MÉMOIRE 1
Pièce est en cour d’écriture

La proposition originale de ce spectacle est sa représentation en boucle.
On ouvre la porte du théâtre à 18h, on ferme à minuit (par exemple).
La durée d’une interprétation est de 1h.
Il y a 2 équipes d’interprétation qui se succèdent et enchaînent sans interruption jusqu’à l’heure de fin prévue initialement quel que soit l’endroit où nous en sommes dans le texte.
Il en va ainsi de la modernité qui permet à quiconque d’arriver quand il veut (ainsi nous supprimons l’arrivée en retard), de sortir quand il veut de revenir voir, une heure après une mal compréhension, ... . Le spectateur peut même appeler ses amis pour qu’ils le rejoignent. Nous vérifierons l'instantanéité du bouche à oreille.
L’organisateur se devra de mettre à disposition une collation.

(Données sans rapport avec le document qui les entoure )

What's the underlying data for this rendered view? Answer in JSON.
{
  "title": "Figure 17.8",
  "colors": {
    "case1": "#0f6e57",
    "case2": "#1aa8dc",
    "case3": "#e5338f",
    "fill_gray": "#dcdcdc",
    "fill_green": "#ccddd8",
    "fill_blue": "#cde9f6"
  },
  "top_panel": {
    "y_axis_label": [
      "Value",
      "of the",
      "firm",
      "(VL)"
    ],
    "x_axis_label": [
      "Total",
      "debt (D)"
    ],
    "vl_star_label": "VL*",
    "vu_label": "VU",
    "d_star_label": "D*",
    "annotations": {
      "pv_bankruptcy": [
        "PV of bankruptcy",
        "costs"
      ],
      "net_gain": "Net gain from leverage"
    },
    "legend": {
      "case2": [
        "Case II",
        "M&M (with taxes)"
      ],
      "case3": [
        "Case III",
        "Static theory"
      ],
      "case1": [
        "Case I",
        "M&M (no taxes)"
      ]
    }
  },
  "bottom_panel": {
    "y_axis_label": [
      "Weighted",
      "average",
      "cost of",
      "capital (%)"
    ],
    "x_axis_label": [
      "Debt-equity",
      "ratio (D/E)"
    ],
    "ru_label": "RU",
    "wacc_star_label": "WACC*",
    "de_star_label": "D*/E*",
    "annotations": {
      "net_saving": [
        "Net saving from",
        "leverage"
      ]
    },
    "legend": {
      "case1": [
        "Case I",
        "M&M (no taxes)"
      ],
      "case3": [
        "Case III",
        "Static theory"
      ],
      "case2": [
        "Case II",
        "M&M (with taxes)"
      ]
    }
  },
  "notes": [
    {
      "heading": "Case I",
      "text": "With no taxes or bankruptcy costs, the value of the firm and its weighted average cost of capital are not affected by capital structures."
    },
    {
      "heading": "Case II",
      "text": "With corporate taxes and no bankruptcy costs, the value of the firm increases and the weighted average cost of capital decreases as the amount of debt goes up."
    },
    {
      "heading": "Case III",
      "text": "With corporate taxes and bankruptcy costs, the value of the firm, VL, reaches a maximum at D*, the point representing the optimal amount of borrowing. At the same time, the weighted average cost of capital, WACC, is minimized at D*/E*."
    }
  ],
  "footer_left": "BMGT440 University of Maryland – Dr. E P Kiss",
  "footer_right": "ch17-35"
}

C’est aussi la proposition pédagogique de 2 interprétations d’un même texte dans la stricte même mise en scène.


Le projet d’écriture :

c’est parce que j’ai depuis longtemps l’envie d’interpréter Krapp dans “la dernière bande“ de Samuel Beckett qu’à force, je me rend compte que c’est écrire ma propre
“ dernière bande“ qui anime le désir.
De quoi est-il question ?
Chez Beckett, Krapp, écrivain raté et clochardisé, soliloque en réécoutant une vieille bande magnétique, sorte de journal où il témoignait du bonheur de son amour et de sa rupture désolante. Confronté trente ou quarante ans plus tard au vide, il semble ne donner sens à sa vie qu'en se souvenant, avec nostalgie et dérision, dans un "monologue sentimental" des "beaux jours de bonheur indicible" qu'évoque Verlaine à la fin des Fêtes Galantes et que Beckett reprendra pour titre dans une œuvre célèbre. Les mots du passé survivent et témoignent : c'est à eux que se raccroche malgré tout le vieillard comme d'autres personnages beckettiens - Willie dans Oh ! les beaux jours, par exemple.
"J'ai aimé !" semble-t-il dire avec le romantisme du Perdican de Musset, dévoilant une face sous-estimée de Samuel Beckett que l'on réduit trop facilement au sentiment de l'absurde.

Pour nous, tout le procédé de la pièce confine, dans un unique lieu (faisant pressentir l’arrière boutique), au regroupement de bribes de la mémoire de la personne âgée.
C’est une mémoire patrimoniale, hasardeuse parfois, engagée sûrement, réactive forcément, chargée d’humour évidemment.
MÉMOIRE 1 ne prétend pas réécrire Beckett. Juste s’en inspirer pour le personnage, pour les éléments de mémoire enregistrés, la solitude de la vieillesse actuelle, l’ironie des situations, l’éternel recommencement comme un Sisyphe moderne, l’amour (bien sûr), les grognements générés par l’actualité mal digérée sortie du transistor, ...
Et puis, notre Krapp, ? , n’est pas seul.
Est-ce le fruit de l’imaginaire, d’un déraillement de malade, ou bien la réalité, il y a Lautre, une femme voisine, amante ou femme ou mère ou fille ou bonne ou... , spectre du lieu de cette mémoire vagabonde du héros.
Nous sommes à un moment clé dans le temps d’un passé qui se ressasse avec l’appréhension du futur proche, inéluctable et répétitif.
C’est pourquoi, au final, il faut que tout soit en ordre, au cas où, ... pour mieux recommencer de jeu de boucle à l’infini.



Note de mise en scène :

L’objet théâtre est mis en œuvre plastique : comme un mobile d’humains, que le spectateur visite à son gré, en temps choisi ou non.
L’écriture induit la mise en scène, à la méthode Beckett.
Le décor est un espace nu, limité par la lumière d’un éclairage d’une grosse lampe d’usine. Quelques meubles épars, arrangés. Au-dessous un ailleurs buanderie ou cave probable réserve pour le vin.
C’est l’univers du film “le paltoquet“ de Michel Deville qui nous inspire ici.
Les murs du théâtre sont nus, sauf le fond, lisière d’ailleurs d’où transpire Lautre.